Auslagenentscheidung: Staatskasse trägt Kosten trotz später Nennung des Bruders als Fahrer

VerfahrensrechtKostenrechtOrdnungswidrigkeitenrechtStattgegeben

KI-Zusammenfassung

Der Betroffene gab erst nach Erlass des Bußgeldbescheids an, sein Bruder habe das Fahrzeug geführt; das Verfahren wurde eingestellt, die Behörde verweigerte jedoch die Erstattung notwendiger Auslagen nach §109a OWiG. Das Amtsgericht hob diese Entscheidung auf und verpflichtete die Staatskasse zur Zahlung, weil die späte Mitteilung durch den Schutz eines nahen Angehörigen gerechtfertigt war.

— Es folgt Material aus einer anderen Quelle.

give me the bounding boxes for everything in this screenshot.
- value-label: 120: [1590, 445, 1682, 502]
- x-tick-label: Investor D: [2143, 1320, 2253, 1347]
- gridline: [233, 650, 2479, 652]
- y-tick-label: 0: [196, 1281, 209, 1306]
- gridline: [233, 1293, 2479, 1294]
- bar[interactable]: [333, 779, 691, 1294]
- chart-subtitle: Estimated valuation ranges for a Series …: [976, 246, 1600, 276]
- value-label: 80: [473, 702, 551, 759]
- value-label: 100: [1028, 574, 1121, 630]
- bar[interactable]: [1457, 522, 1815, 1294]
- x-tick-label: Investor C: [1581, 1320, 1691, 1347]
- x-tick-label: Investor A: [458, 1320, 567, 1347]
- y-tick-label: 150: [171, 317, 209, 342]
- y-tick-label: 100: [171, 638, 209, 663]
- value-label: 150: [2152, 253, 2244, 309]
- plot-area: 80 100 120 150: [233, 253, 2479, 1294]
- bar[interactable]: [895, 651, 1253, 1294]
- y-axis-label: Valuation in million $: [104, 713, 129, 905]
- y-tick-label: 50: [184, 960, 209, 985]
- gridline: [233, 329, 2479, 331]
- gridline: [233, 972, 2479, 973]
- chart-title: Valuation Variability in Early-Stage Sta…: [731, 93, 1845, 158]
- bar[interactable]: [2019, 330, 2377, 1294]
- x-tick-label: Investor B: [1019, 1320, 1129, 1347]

Kosten des Antragsverfahrens trägt ebenfalls die Staatskasse.

Ausgang: Antrag des Betroffenen auf gerichtliche Entscheidung gegen die Ablehnung der Auslagenübernahme stattgegeben; Auslagenentscheidung aufgehoben und Staatskasse zur Tragung verurteilt.

Abstrakte Rechtssätze

1

Die Entscheidung, nach Verfahrenseinstellung die notwendigen Auslagen nicht der Staatskasse aufzuerlegen, unterliegt dem Ermessen; dieses hat zu prüfen, ob das spätere Vorbringen des Betroffenen vernünftige und billigenswerte Gründe hatte.

2

Der Schutz eines nahen Angehörigen vor Verfolgung kann einen billigenswerten und damit entschuldigenden Grund für die verspätete Nennung des tatsächlichen Fahrzeugführers darstellen und rechtfertigt regelmäßig die Übernahme der notwendigen Auslagen durch die Staatskasse.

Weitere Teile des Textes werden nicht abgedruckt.